In what will be a landmark decision, the Waitangi Tribunal yesterday recommended that the Resource Management Act be changed to require co-management by iwi and hapu of all freshwater bodies in New Zealand.
The Tribunal also says that hapu and iwi should receive a percentage allocation of all water rights allocations and where that is not possible, a scheme to provide them with royalties needs to be worked out.
The key recommendation from the five-person panel chaired by Chief Judge Wilson Isaac is that the Resource Management Act has its core principles changed to include “Te Mana o te Wai (the mana of water) as a matter of national importance that must be recognised and provided for by RMA decision-makers.”
Currently, the RMA requires that people involved in resource consents only “take into account the principles of the Treaty of Waitangi.”
The Tribunal’s report says that the practical implication of what they are proposing would be that the RMA should be amended to for local authorities to make the co-governance and co-management of freshwater bodies a compulsory matter that must be discussed and agreed by the parties.
The framework for doing this would be the Mana Whakahono a Rohe agreement; the iwi participation agreements inserted into the Act by the last National Government under pressure from the Maori Party.
And the Tribunal recommended that a national co-governance body to oversee water quality and allocation should be established.
It would have 50/50 Crown– Māori representation, and ensure that Treaty principles and Māori values, rights, and interests were fully incorporated in freshwater policy and management.
Waitangi Tribunal findings are not mandatory; Governments can accept or reject them.
But these will be hard to ignore.
The claim for freshwater rights was placed before the Tribunal in 2012, and initially, rights with respect to power generation were dealt with during the National Government’s partial privatisation of the electricity generation companies in 2014.
Hearings on the more substantial claim were adjourned between 2015 and 2016 while the National Government tried but failed to reach an agreement with the Iwi Leaders’ Forum.
Those negotiations centred on how to allocate water rights, particularly in over-allocated catchments such as Canterbury.
Tribunal hearings then took place in 2016, 207 and last year.
Late last year the Government filed 923 pages of documentation with the Tribunal over water allocation.
In August last year, Environment Minister, David Parker, established a Maori advisory group, Te Kahui Māori Wai, to assist defining Maori rights with respect to water.
The Iwi Leaders’ Group has so far not agreed to work with Te Kahui Maori Wai.
But the Tribunal’s report says the current water allocation regime should be reformed so as to recognise and provide for Te Mana o te Wai, and this should be done urgently.
“The first-in, first-served system of allocation should be replaced, and overallocation phased out,” it says.
“The Crown should devise a new allocation regime in partnership with Māori, including through the national co-governance body. “
That regime would provide for Maori to be allocated a percentage of water in each catchment.
But, in what is an urgent matter, the Tribunal has made no recommendation with respect to nitrate discharges.
These will be addressed in a National Environmental Standard to be issued next week by Parker.
Not surprisingly, the first reaction from Maori last night was ecstatic.
Maanu Paul, one of the lead claimants in the original case, said that he felt absolutely vindicated.
“Our claimant group had a very strong sense that Maori have always owned and controlled the water, and no legislation had ever appropriated our rights of ownership.
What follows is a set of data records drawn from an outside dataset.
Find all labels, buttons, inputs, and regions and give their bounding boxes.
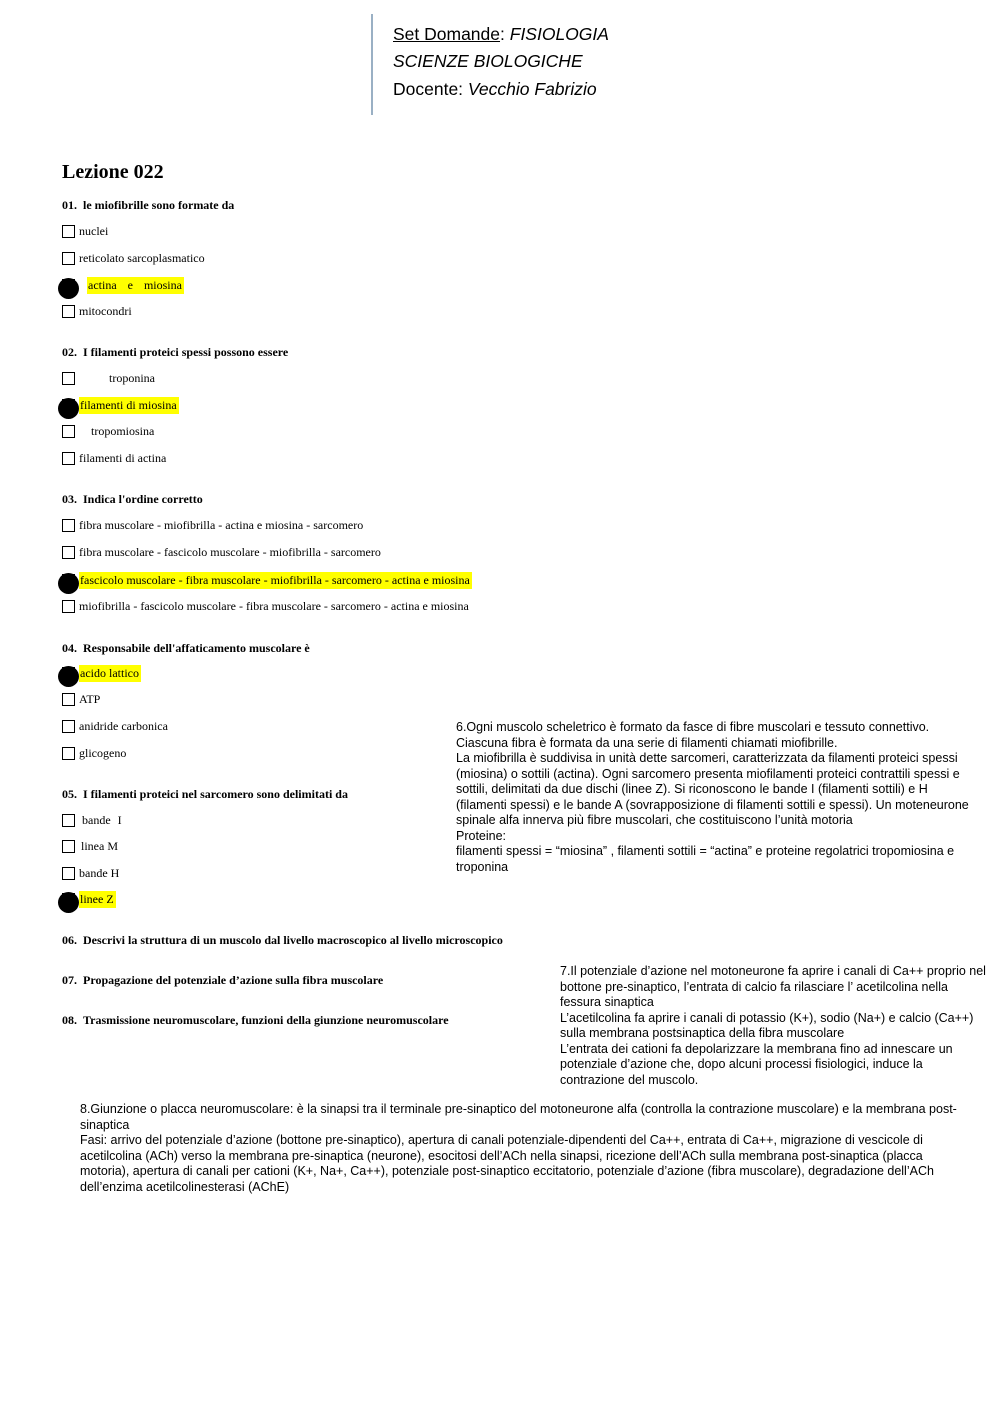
option-04-b[interactable]: ATP [62,690,100,708]
option-01-d[interactable]: mitocondri [62,302,132,320]
answer-07 [560,964,986,1088]
set-label: Set Domande [393,24,501,44]
checkbox[interactable] [62,305,75,318]
lesson-title: Lezione 022 [62,161,164,183]
option-01-c[interactable]: actina e miosina [62,276,184,294]
question-06: 06. Descrivi la struttura di un muscolo dal livello macroscopico al livello microscopico [62,933,503,947]
answer-08-line: 8.Giunzione o placca neuromuscolare: è la sinapsi tra il terminale pre-sinaptico del motoneurone alfa (controlla la contrazione muscolare) e la membrana post-sinaptica [80,1102,957,1132]
question-01: 01. le miofibrille sono formate da [62,198,235,212]
header-course-line [393,48,583,74]
answer-06-line: Ciascuna fibra è formata da una serie di filamenti chiamati miofibrille. [456,735,838,750]
answer-06-line: La miofibrilla è suddivisa in unità dette sarcomeri, caratterizzata da filamenti proteici spessi (miosina) o sottili (actina). Ogni sarcomero presenta miofilamenti proteici contrattili spessi e sottili, delimitati da due dischi (linee Z). Si riconoscono le bande I (filamenti sottili) e H (filamenti spessi) e le bande A (sovrapposizione di filamenti sottili e spessi). Un moteneurone spinale alfa innerva più fibre muscolari, che costituiscono l’unità motoria [456,751,969,827]
header-docente-line [393,76,597,102]
option-05-a[interactable]: bande I [62,811,122,829]
option-02-a[interactable]: troponina [62,369,155,387]
checkbox-selected[interactable] [62,667,75,680]
option-03-b[interactable]: fibra muscolare - fascicolo muscolare - miofibrilla - sarcomero [62,543,381,561]
checkbox[interactable] [62,425,75,438]
option-05-b[interactable]: linea M [62,837,118,855]
checkbox[interactable] [62,546,75,559]
option-01-b[interactable]: reticolato sarcoplasmatico [62,249,205,267]
option-02-d[interactable]: filamenti di actina [62,449,166,467]
selected-mark-icon [58,398,79,419]
answer-07-line: L’entrata dei cationi fa depolarizzare la membrana fino ad innescare un potenziale d’azione che, dopo alcuni processi fisiologici, induce la contrazione del muscolo. [560,1041,953,1087]
checkbox-selected[interactable] [62,893,75,906]
docente-name: Vecchio Fabrizio [467,79,597,99]
question-05: 05. I filamenti proteici nel sarcomero sono delimitati da [62,787,348,801]
checkbox[interactable] [62,600,75,613]
checkbox-selected[interactable] [62,574,75,587]
option-05-c[interactable]: bande H [62,864,119,882]
option-02-b[interactable]: filamenti di miosina [62,396,179,414]
checkbox[interactable] [62,867,75,880]
checkbox[interactable] [62,452,75,465]
question-08: 08. Trasmissione neuromuscolare, funzioni della giunzione neuromuscolare [62,1013,449,1027]
set-colon: : [500,24,510,44]
checkbox[interactable] [62,693,75,706]
answer-06-line: Proteine: [456,828,507,843]
option-01-a[interactable]: nuclei [62,222,108,240]
checkbox[interactable] [62,720,75,733]
answer-06 [456,720,976,875]
checkbox[interactable] [62,840,75,853]
checkbox-selected[interactable] [62,279,75,292]
checkbox[interactable] [62,372,75,385]
selected-mark-icon [58,573,79,594]
answer-08-line: Fasi: arrivo del potenziale d’azione (bottone pre-sinaptico), apertura di canali potenziale-dipendenti del Ca++, entrata di Ca++, migrazione di vescicole di acetilcolina (ACh) verso la membrana pre-sinaptica (neurone), esocitosi dell’ACh nella sinapsi, ricezione dell’ACh sulla membrana post-sinaptica (placca motoria), apertura di canali per cationi (K+, Na+, Ca++), potenziale post-sinaptico eccitatorio, potenziale d’azione (fibra muscolare), degradazione dell’ACh dell’enzima acetilcolinesterasi (AChE) [80,1133,934,1194]
checkbox[interactable] [62,519,75,532]
checkbox[interactable] [62,225,75,238]
docente-label: Docente: [393,79,468,99]
question-04: 04. Responsabile dell'affaticamento muscolare è [62,641,310,655]
option-03-c[interactable]: fascicolo muscolare - fibra muscolare - miofibrilla - sarcomero - actina e miosina [62,571,472,589]
option-03-d[interactable]: miofibrilla - fascicolo muscolare - fibra muscolare - sarcomero - actina e miosina [62,597,469,615]
option-05-d[interactable]: linee Z [62,890,116,908]
selected-mark-icon [58,278,79,299]
answer-06-line: 6.Ogni muscolo scheletrico è formato da fasce di fibre muscolari e tessuto connettivo. [456,720,930,734]
option-04-c[interactable]: anidride carbonica [62,717,168,735]
checkbox[interactable] [62,814,75,827]
question-07: 07. Propagazione del potenziale d’azione sulla fibra muscolare [62,973,384,987]
course-name: SCIENZE BIOLOGICHE [393,51,583,71]
option-04-a[interactable]: acido lattico [62,664,141,682]
option-02-c[interactable]: tropomiosina [62,422,154,440]
answer-07-line: L’acetilcolina fa aprire i canali di potassio (K+), sodio (Na+) e calcio (Ca++) sulla membrana postsinaptica della fibra muscolare [560,1010,974,1040]
option-03-a[interactable]: fibra muscolare - miofibrilla - actina e miosina - sarcomero [62,516,363,534]
answer-08 [80,1102,960,1195]
option-04-d[interactable]: glicogeno [62,744,126,762]
checkbox-selected[interactable] [62,399,75,412]
checkbox[interactable] [62,747,75,760]
header-set-line [393,21,609,47]
answer-07-line: 7.Il potenziale d’azione nel motoneurone fa aprire i canali di Ca++ proprio nel bottone pre-sinaptico, l’entrata di calcio fa rilasciare l’ acetilcolina nella fessura sinaptica [560,964,986,1009]
subject-name: FISIOLOGIA [509,24,609,44]
selected-mark-icon [58,666,79,687]
selected-mark-icon [58,892,79,913]
checkbox[interactable] [62,252,75,265]
question-02: 02. I filamenti proteici spessi possono essere [62,345,289,359]
question-03: 03. Indica l'ordine corretto [62,492,203,506]
header-divider [371,14,373,115]
answer-06-line: filamenti spessi = “miosina” , filamenti sottili = “actina” e proteine regolatrici tropomiosina e troponina [456,844,955,874]
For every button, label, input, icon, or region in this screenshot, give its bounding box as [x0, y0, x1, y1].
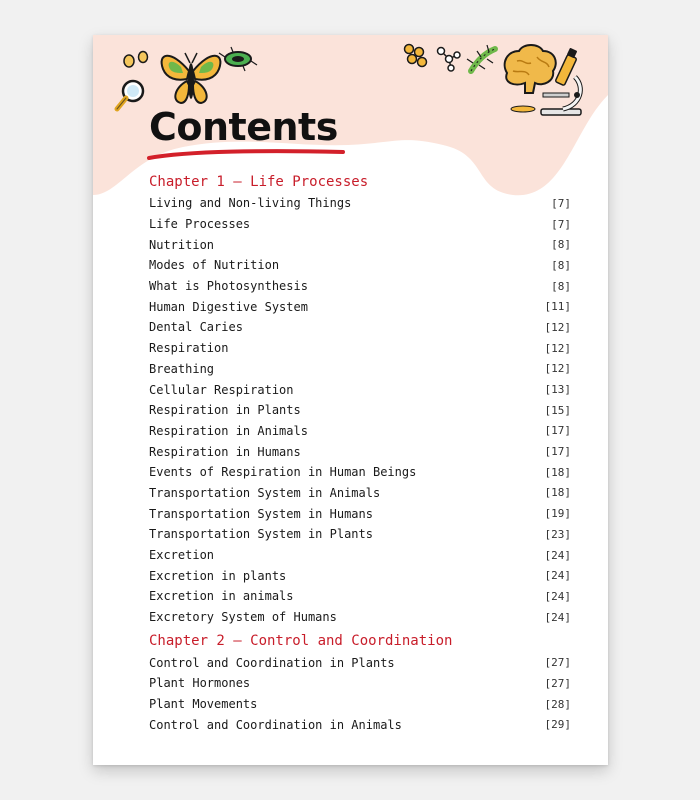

The Tribunal has now agreed with us,” he said.
“As one of the original New Zealand Maori Council claimants, we will be engaging with the Government to ensure the Tribunal’s recommendations are implemented.
“It is now beyond doubt that, due to successive Government’s mismanagement of our water, it is in a dire state.
“Changes to the way in which we manage this valuable resource are well overdue.”
The Maori Council called its recommendations both a win for Maori but also “a cautionary tale in now ensuring the Crown responds to both the report and the recommendations.”
Matthew Tukaki, Executive Director of Council, said: “This is a report for all New Zealanders. From a Maori perspective, we consider ourselves to be guardians of the whenua (land) and our waterways.
“We gather kai from it; we live on it.
“It is of spiritual importance to us.
“But it has also been dying.
“We have hundreds of at-risk waterways, and we have land degradation.
“For non-Maori and all kiwis, this is of equal importance.”